By Darcy Bradley | July 6, 2020
Cross-posted at emLab
This is a guest post from Darcy Bradley, marine ecologist and Research Director of the Environmental Market Solution Lab’s Ocean Program at UC Santa Barbara. A leader in many realms, Darcy is thrilled to be a part of a community that celebrates open and reproducible data science; this post provides a glimpse into how she engaged that community to help her and her team improve project and data management for her research group.
One year ago, I wrote a blog post about the exciting role big data promises to play in revolutionizing natural resource management. Indeed, our research program has rapidly evolved to take advantage of the huge amounts of information made available by new technologies and clever data platforms. While this exciting transition has enabled us to ask questions that weren’t even imaginable just a few short years ago, our increasing reliance on externally sourced data, expanded collaborative networks, and high powered computing infrastructure to handle increasingly complex analyses has not been without growing pains. The imperative for a thoughtful and standardized data infrastructure was something we could no longer ignore.
So this is a story of our journey from opaque project structures to standardized, transparent, and version controlled workflows. It’s a story of learning from others, leveraging our team’s extensive data science and project management expertise, and working to build a streamlined and thoughtful data infrastructure. Ultimately, it’s a story that can best be told through the lessons we’ve learned along the way.
Lesson 1. Don’t reinvent the wheel.
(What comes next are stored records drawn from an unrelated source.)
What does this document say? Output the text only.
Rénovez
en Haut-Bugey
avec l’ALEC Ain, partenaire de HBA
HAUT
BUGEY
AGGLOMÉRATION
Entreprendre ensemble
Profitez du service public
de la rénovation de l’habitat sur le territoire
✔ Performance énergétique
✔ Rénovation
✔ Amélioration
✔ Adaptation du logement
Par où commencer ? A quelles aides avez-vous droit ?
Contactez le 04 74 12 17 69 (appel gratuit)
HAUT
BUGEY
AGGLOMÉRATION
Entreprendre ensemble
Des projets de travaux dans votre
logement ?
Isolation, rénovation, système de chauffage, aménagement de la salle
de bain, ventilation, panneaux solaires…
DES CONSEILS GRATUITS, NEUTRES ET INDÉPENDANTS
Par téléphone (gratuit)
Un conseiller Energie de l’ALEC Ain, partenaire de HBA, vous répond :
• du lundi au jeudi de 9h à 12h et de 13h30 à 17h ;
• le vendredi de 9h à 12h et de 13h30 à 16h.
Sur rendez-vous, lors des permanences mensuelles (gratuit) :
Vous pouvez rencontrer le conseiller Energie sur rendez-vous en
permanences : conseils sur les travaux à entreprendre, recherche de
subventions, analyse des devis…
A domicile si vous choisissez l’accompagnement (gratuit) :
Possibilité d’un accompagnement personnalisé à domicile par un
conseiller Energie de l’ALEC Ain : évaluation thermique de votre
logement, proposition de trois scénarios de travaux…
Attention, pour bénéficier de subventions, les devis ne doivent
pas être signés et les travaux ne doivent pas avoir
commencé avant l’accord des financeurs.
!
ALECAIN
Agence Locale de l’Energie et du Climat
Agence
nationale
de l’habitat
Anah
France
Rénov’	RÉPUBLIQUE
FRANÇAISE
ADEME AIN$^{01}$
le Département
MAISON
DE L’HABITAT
Fortunately for us, Santa Barbara is no stranger to open data science and innovative project management. Our friends and neighbors at the National Center for Ecological Analysis and Synthesis (NCEAS) – and their Ocean Health Index team in particular – are global leaders in open environmental data science. Senior Fellow and Data Scientist Dr. Julia Stewart Lowndes has been at the forefront of NCEAS’s pioneering open science efforts, recently founding Openscapes to train others in open science practices to enable “better science in less time.” Julie became our data streamlining guru – she quickly identified that we ought to consider crafting a data management standard operating procedure (offering her team’s SOP as an example) and provided resources and guidance to set us on our way.
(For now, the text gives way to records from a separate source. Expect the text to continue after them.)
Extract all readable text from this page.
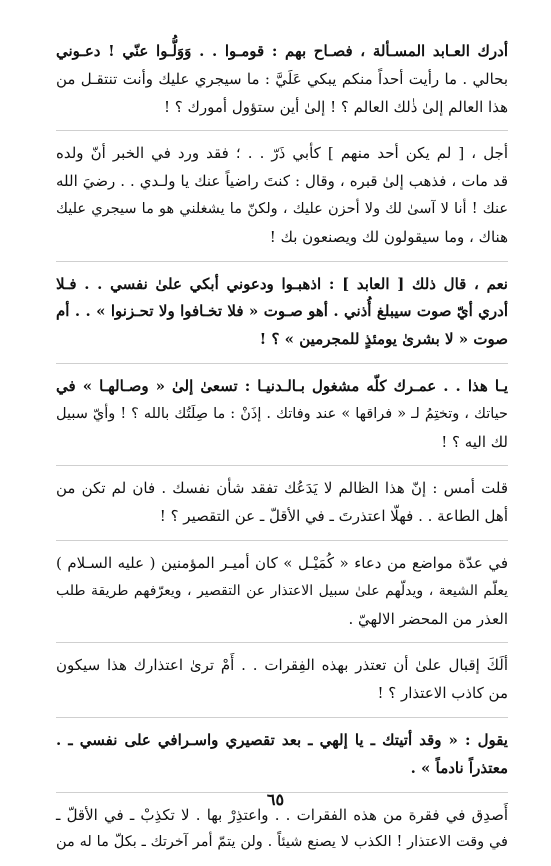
أدرك العـابد المسـألة ، فصـاح بهم : قومـوا . . وَوَلُّـوا عنّي ! دعـوني
بحالي . ما رأيت أحداً منكم يبكي عَلَيَّ : ما سيجري عليك وأنت تنتقـل من
هذا العالم إلىٰ ذٰلك العالم ؟ ! إلىٰ أين ستؤول أمورك ؟ !
أجل ، [ لم يكن أحد منهم ] كأبي ذَرّ . . ؛ فقد ورد في الخبر أنّ ولده
قد مات ، فذهب إلىٰ قبره ، وقال : كنتَ راضياً عنك يا ولـدي . . رضيَ الله
عنك ! أنا لا آسىٰ لك ولا أحزن عليك ، ولكنّ ما يشغلني هو ما سيجري عليك
هناك ، وما سيقولون لك ويصنعون بك !
نعم ، قال ذلك [ العابد ] : اذهبـوا ودعوني أبكي علىٰ نفسي . . فـلا
أدري أيّ صوت سيبلغ أُذني . أهو صـوت « فلا تخـافوا ولا تحـزنوا » . . أم
صوت « لا بشرىٰ يومئذٍ للمجرمين » ؟ !
يـا هذا . . عمـرك كلّه مشغول بـالـدنيـا : تسعىٰ إلىٰ « وصـالهـا » في
حياتك ، وتختِمُ لـ « فراقها » عند وفاتك . إذَنْ : ما صِلَتُك بالله ؟ ! وأيّ سبيل
لك اليه ؟ !
قلت أمس : إنّ هذا الظالم لا يَدَعُك تفقد شأن نفسك . فان لم تكن من
أهل الطاعة . . فهلّا اعتذرتَ ـ في الأقلّ ـ عن التقصير ؟ !
في عدّة مواضع من دعاء « كُمَيْـل » كان أميـر المؤمنين ( عليه السـلام )
يعلّم الشيعة ، ويدلّهم علىٰ سبيل الاعتذار عن التقصير ، ويعرّفهم طريقة طلب
العذر من المحضر الالهيّ .
ألَكَ إقبال علىٰ أن تعتذر بهذه الفِقرات . . أَمْ ترىٰ اعتذارك هذا سيكون
من كاذب الاعتذار ؟ !
يقول : « وقد أتيتك ـ يا إلهي ـ بعد تقصيري واسـرافي على نفسي ـ .
معتذراً نادماً » .
أَصدِق في فقرة من هذه الفقرات . . واعتذِرْ بها . لا تكذِبْ ـ في الأقلّ ـ
في وقت الاعتذار ! الكذب لا يصنع شيئاً . ولن يتمّ أمر آخرتك ـ بكلّ ما له من
٦٥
Lesson 2. Collaborative science is the best science. To effectively create a new vision for our internal data infrastructure, we knew we needed to draw on the wide range of expertise from our team. A self-assembled group of data managers, project researchers, and project managers began to meet regularly to map out an aspirational data and project management infrastructure. We reflected upon the collaborative software platforms, open data science, and project management tools that worked best for our team. We recorded best practices for file structure, naming, data storage, and metadata and thought through script standardization and version control. We assembled how-to guides for leveraging high performance computing resources of ever growing importance for our memory intensive analyses. Importantly, we connected the dots between our workstreams to actualize our vision of a fully integrated data management system, which we collaboratively documented in the emLab Standard Operating Procedure. And then we turned it loose, inviting the entire emLab community to participate in a one day Data Hackathon to document and migrate our data inputs, outputs, and repositories to our now centralized and streamlined data system.
Lesson 3. Iterate and evolve. Our SOP is a living document that will continue to evolve as we do. There is an ebb and flow to the chatter on our “data-streamlining” Slack channel but we are collectively committed to continually improving our data practices and our SOP as needs arise. We’ve learned that a commitment to better data management takes time and effort, but the payoff is immediate. Our SOP is the centerpiece of our onboarding process, and our improved data infrastructure has already been leveraged to synthesize vast and disparate elements of global fisheries data into a user-friendly, interactive online tool. As a team committed to conducting research for real-world impact, our approach is inherently outward looking, forward thinking, and often based on externally generated sources of information. Our journey to re-envision our data infrastructure required us to reflect instead on our internal processes, to tear them apart and collectively rebuild something better, something more thoughtful and transparent, a new system that affirms our commitment to open and reproducible data science.